Throughout Malaysia, all of the essentials were cheap: food, soft drinks, fresh juices, tea and coffee, petrol, and car hire, is all considerably cheaper than at home. All of our driving was done on £12 worth of petrol and not on any occasion anywhere did a meal cost over £10 for the two of us, often less. Beer costs more than dinner. Some items such as guided walks and ferry crossings are slightly disproportionate though you still wouldn’t call them expensive. For Singapore, start allowing a multiplier for everything, especially alcohol and anything around the more touristy areas like the Quays. £22 for 2 beers is steep anywhere. Malaysia, even KL, is cheap; Singapore isn’t. ATMs have English text options in both countries and are very straightforward; and a good tip is to change Malaysian money into Singapore dollars at or just before the border crossing, rates are reasonable and you don’t get ripped off (we used a money change bureau at Johor Baru bus station).
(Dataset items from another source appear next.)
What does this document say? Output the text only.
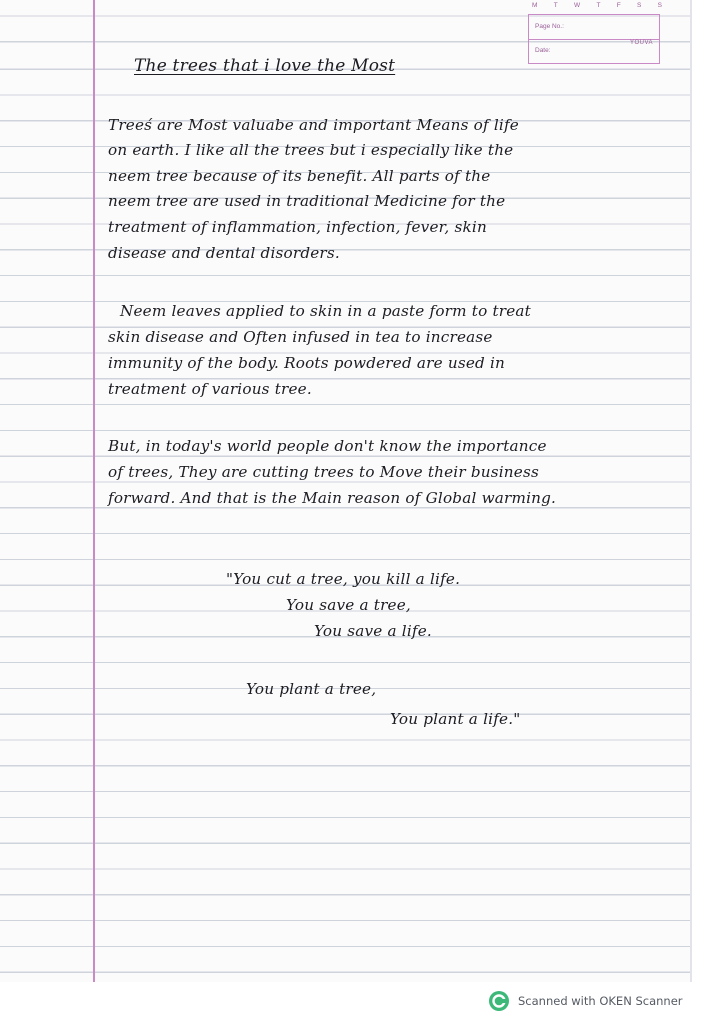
M	T	W	T	F	S	S
Page No.:
Date:
YOUVA
The trees that i love the Most
Treeś are Most valuabe and important Means of life
on earth. I like all the trees but i especially like the
neem tree because of its benefit. All parts of the
neem tree are used in traditional Medicine for the
treatment of inflammation, infection, fever, skin
disease and dental disorders.
Neem leaves applied to skin in a paste form to treat
skin disease and Often infused in tea to increase
immunity of the body. Roots powdered are used in
treatment of various tree.
But, in today's world people don't know the importance
of trees, They are cutting trees to Move their business
forward. And that is the Main reason of Global warming.
"You cut a tree, you kill a life.
You save a tree,
You save a life.
You plant a tree,
You plant a life."
Scanned with OKEN Scanner
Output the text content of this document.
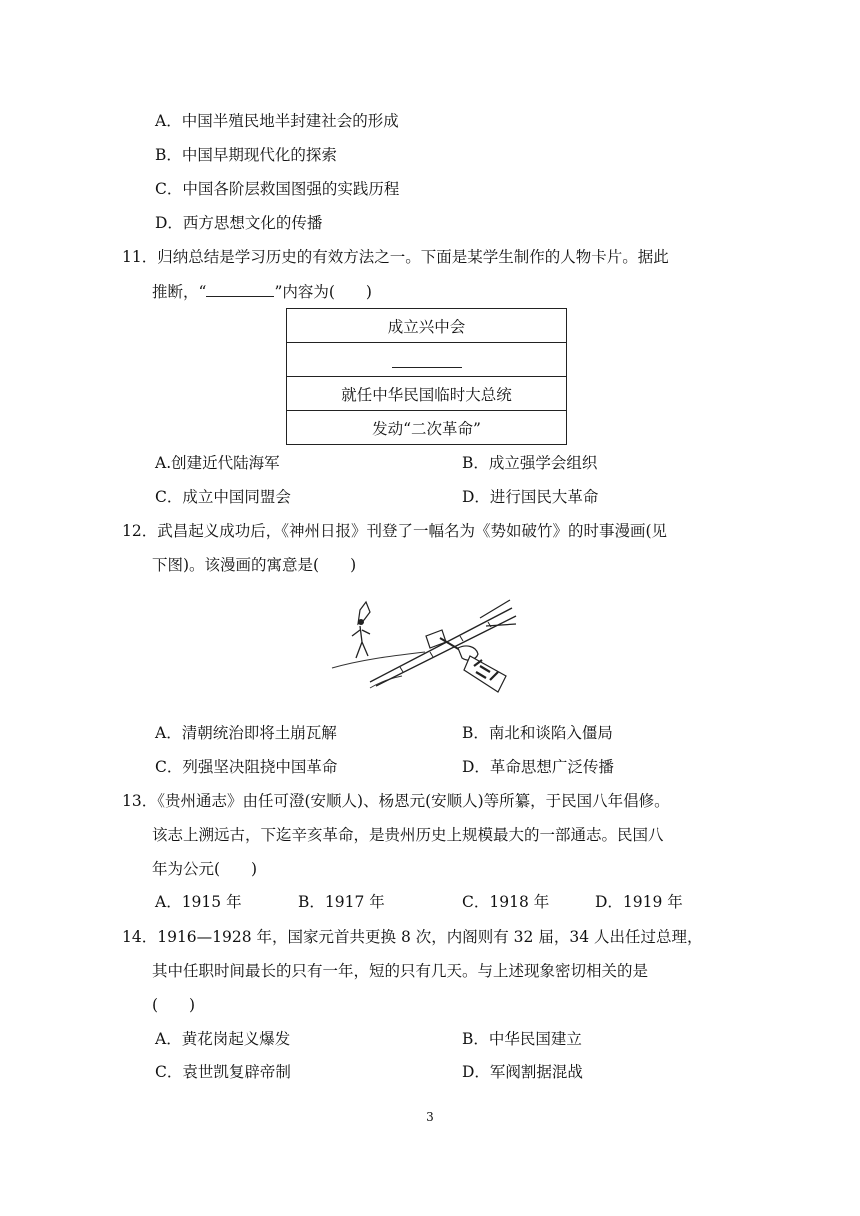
A．中国半殖民地半封建社会的形成
B．中国早期现代化的探索
C．中国各阶层救国图强的实践历程
D．西方思想文化的传播
11．归纳总结是学习历史的有效方法之一。下面是某学生制作的人物卡片。据此
推断，“	”内容为(　　)
成立兴中会

就任中华民国临时大总统
发动“二次革命”
A.创建近代陆海军	B．成立强学会组织
C．成立中国同盟会	D．进行国民大革命
12．武昌起义成功后，《神州日报》刊登了一幅名为《势如破竹》的时事漫画(见
下图)。该漫画的寓意是(　　)
A．清朝统治即将土崩瓦解	B．南北和谈陷入僵局
C．列强坚决阻挠中国革命	D．革命思想广泛传播
13．《贵州通志》由任可澄(安顺人)、杨恩元(安顺人)等所纂，于民国八年倡修。
该志上溯远古，下迄辛亥革命，是贵州历史上规模最大的一部通志。民国八
年为公元(　　)
A．1915 年	B．1917 年	C．1918 年	D．1919 年
14．1916—1928 年，国家元首共更换 8 次，内阁则有 32 届，34 人出任过总理，
其中任职时间最长的只有一年，短的只有几天。与上述现象密切相关的是
(　　)
A．黄花岗起义爆发	B．中华民国建立
C．袁世凯复辟帝制	D．军阀割据混战
3
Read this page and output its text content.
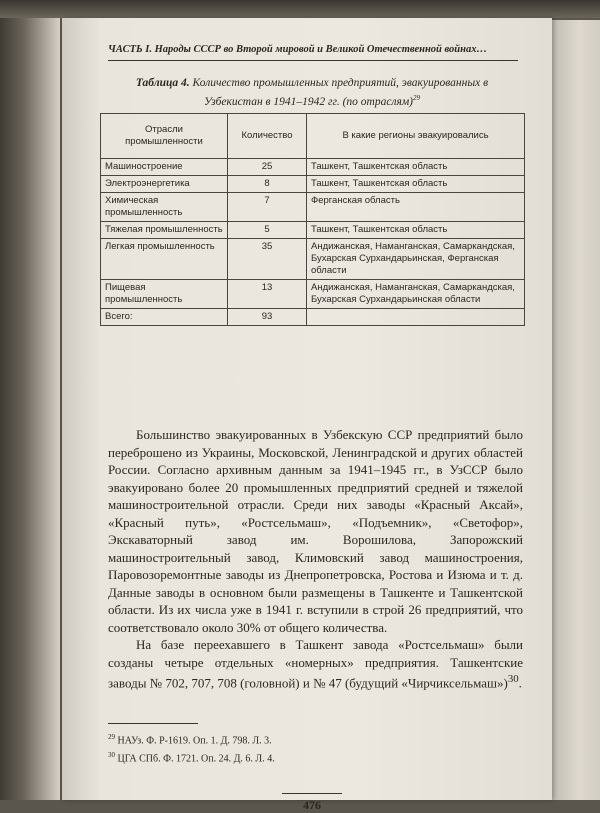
ЧАСТЬ I. Народы СССР во Второй мировой и Великой Отечественной войнах…
Таблица 4. Количество промышленных предприятий, эвакуированных в Узбекистан в 1941–1942 гг. (по отраслям)$^{29}$
Отрасли промышленности	Количество	В какие регионы эвакуировались
Машиностроение	25	Ташкент, Ташкентская область
Электроэнергетика	8	Ташкент, Ташкентская область
Химическая промышленность	7	Ферганская область
Тяжелая промышленность	5	Ташкент, Ташкентская область
Легкая промышленность	35	Андижанская, Наманганская, Самаркандская, Бухарская Сурхандарьинская, Ферганская области
Пищевая промышленность	13	Андижанская, Наманганская, Самаркандская, Бухарская Сурхандарьинская области
Всего:	93	

Большинство эвакуированных в Узбекскую ССР предприятий было переброшено из Украины, Московской, Ленинградской и других областей России. Согласно архивным данным за 1941–1945 гг., в УзССР было эвакуировано более 20 промышленных предприятий средней и тяжелой машиностроительной отрасли. Среди них заводы «Красный Аксай», «Красный путь», «Ростсельмаш», «Подъемник», «Светофор», Экскаваторный завод им. Ворошилова, Запорожский машиностроительный завод, Климовский завод машиностроения, Паровозоремонтные заводы из Днепропетровска, Ростова и Изюма и т. д. Данные заводы в основном были размещены в Ташкенте и Ташкентской области. Из их числа уже в 1941 г. вступили в строй 26 предприятий, что соответствовало около 30% от общего количества.

На базе переехавшего в Ташкент завода «Ростсельмаш» были созданы четыре отдельных «номерных» предприятия. Ташкентские заводы № 702, 707, 708 (головной) и № 47 (будущий «Чирчиксельмаш»)$^{30}$.

$^{29}$ НАУз. Ф. Р-1619. Оп. 1. Д. 798. Л. 3.
$^{30}$ ЦГА СПб. Ф. 1721. Оп. 24. Д. 6. Л. 4.
476
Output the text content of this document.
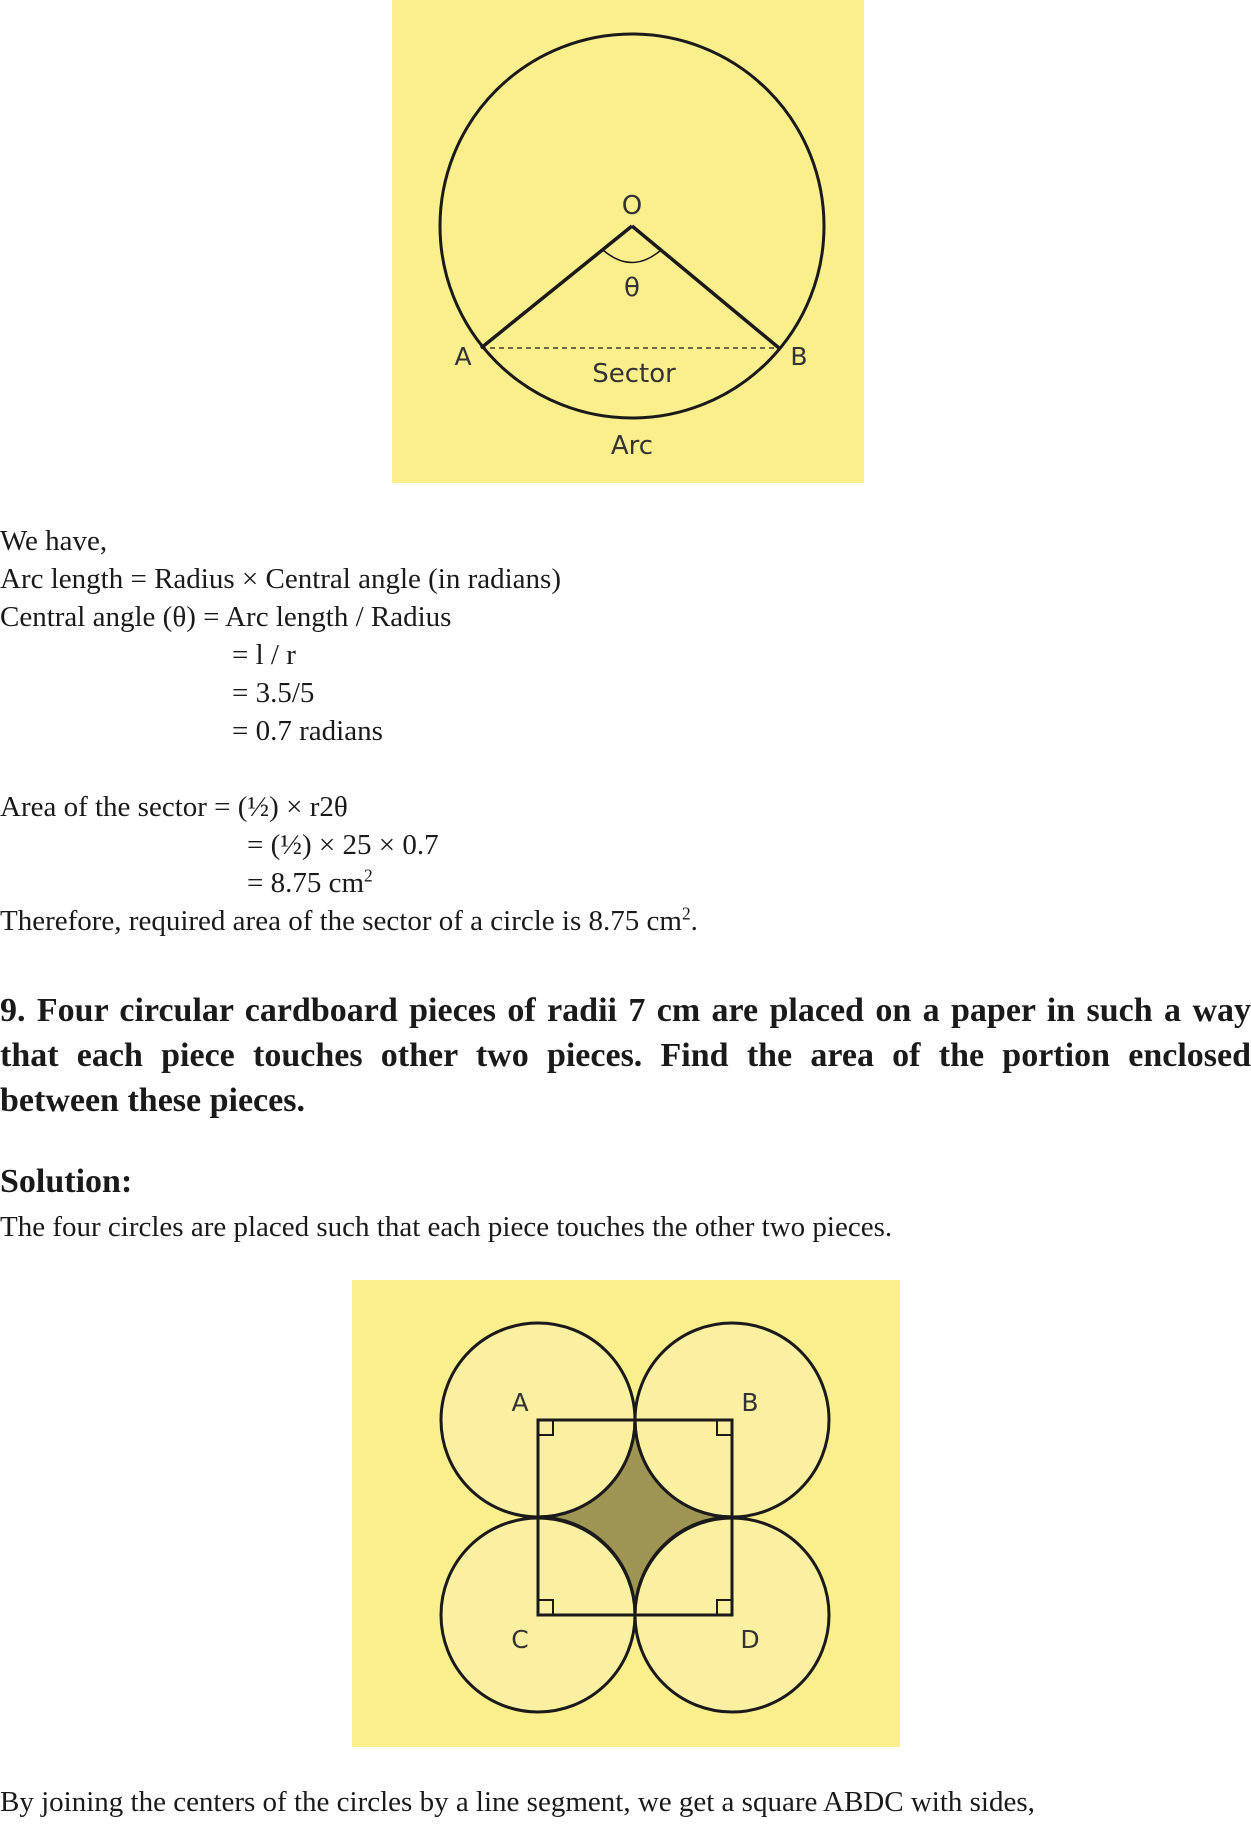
O
θ
A	B
Sector
Arc
We have,
Arc length = Radius × Central angle (in radians)
Central angle (θ) = Arc length / Radius
= l / r
= 3.5/5
= 0.7 radians
Area of the sector = (½) × r2θ
= (½) × 25 × 0.7
= 8.75 $cm^2$
Therefore, required area of the sector of a circle is 8.75 $cm^2$.
9. Four circular cardboard pieces of radii 7 cm are placed on a paper in such a way that each piece touches other two pieces. Find the area of the portion enclosed between these pieces.
Solution:
The four circles are placed such that each piece touches the other two pieces.
A	B
C	D
By joining the centers of the circles by a line segment, we get a square ABDC with sides,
You will need cash outside of the main conurbations; cards are though expected, let alone accepted, in the cities.


Now this is a tricky one, again due to our disparate locations. Malay food was initially delicious; KL, and Kampung Baru in particular, offers fabulous and authentic street food at great value. The devil seems to be in the detail; a coconut based curry will be an aftertaste rather than dominant, spice combinations are both delicate and exciting at the same time. The dishes can be extremely spicy but remain tasty; we’re not talking the Vindaloo type of curry which destroys your taste buds, these are dishes which get better as you eat them, not worse. Malays love moist chewy textures, like rice pounded with coconut milk until a lovely chewy consistency, then quickly dipped in deep fry to give a crispy coating. Bloody lovely!

However, there then came a big “but”. As we moved to the more remote areas of Taman Negara and Tioman, everything became hugely more repetitive, it’s basically a noodle dish or a rice dish three times a day, with omelettes and pancakes pretty much the only viable alternatives. No matter what you choose, the ingredients stay the same and only the sauce changes, and some of those changes are rather subtle. We were therefore very grateful for the fresh fish on Tioman, as even the outstandingly good dishes like sambal are, at the end of the day, still a rice dish. It’s fair to say we grew a bit sick of “rice or noodles” by the end of it, and the unbelievable choices presented in Singapore came as a welcome relief. But do remember the good comments at the start of this paragraph; it’s good food, it’s just that you can have too much of a good thing, too often.


We’ve covered this in a previous post. Best advice is, make Singapore your last call, you can make up for lost time there!


As ever, we took risks, and this time, unusually, we both had a bout of tummy rot. But then, we were in remote places and ate with the locals as much as we could; we took iced drinks in those remote areas, which we all know is risky, so we probably only have ourselves to blame for that one. The humidity is extreme, hence the concession for iced drinks, and, on Tioman in particular, the biting sand flies were rife. We recommend immodium, very lightweight clothing and the most powerful insect repellent you can find!

And finally

It’s been brilliant, and probably the most varied trip we’ve ever done in terms of content. The two city breaks were great, with Singapore an outstanding destination which needs a lot longer than the two days we gave it. We both want to return. The jungle experience was magnificent, quite different from anywhere else we’ve been; and Tioman truly is a paradise island and a beautiful location. It rained a bit too much, but hey. Make sure you avoid the monsoon season, the timing of which differs across the peninsula.

Final word? We’re going home too soon.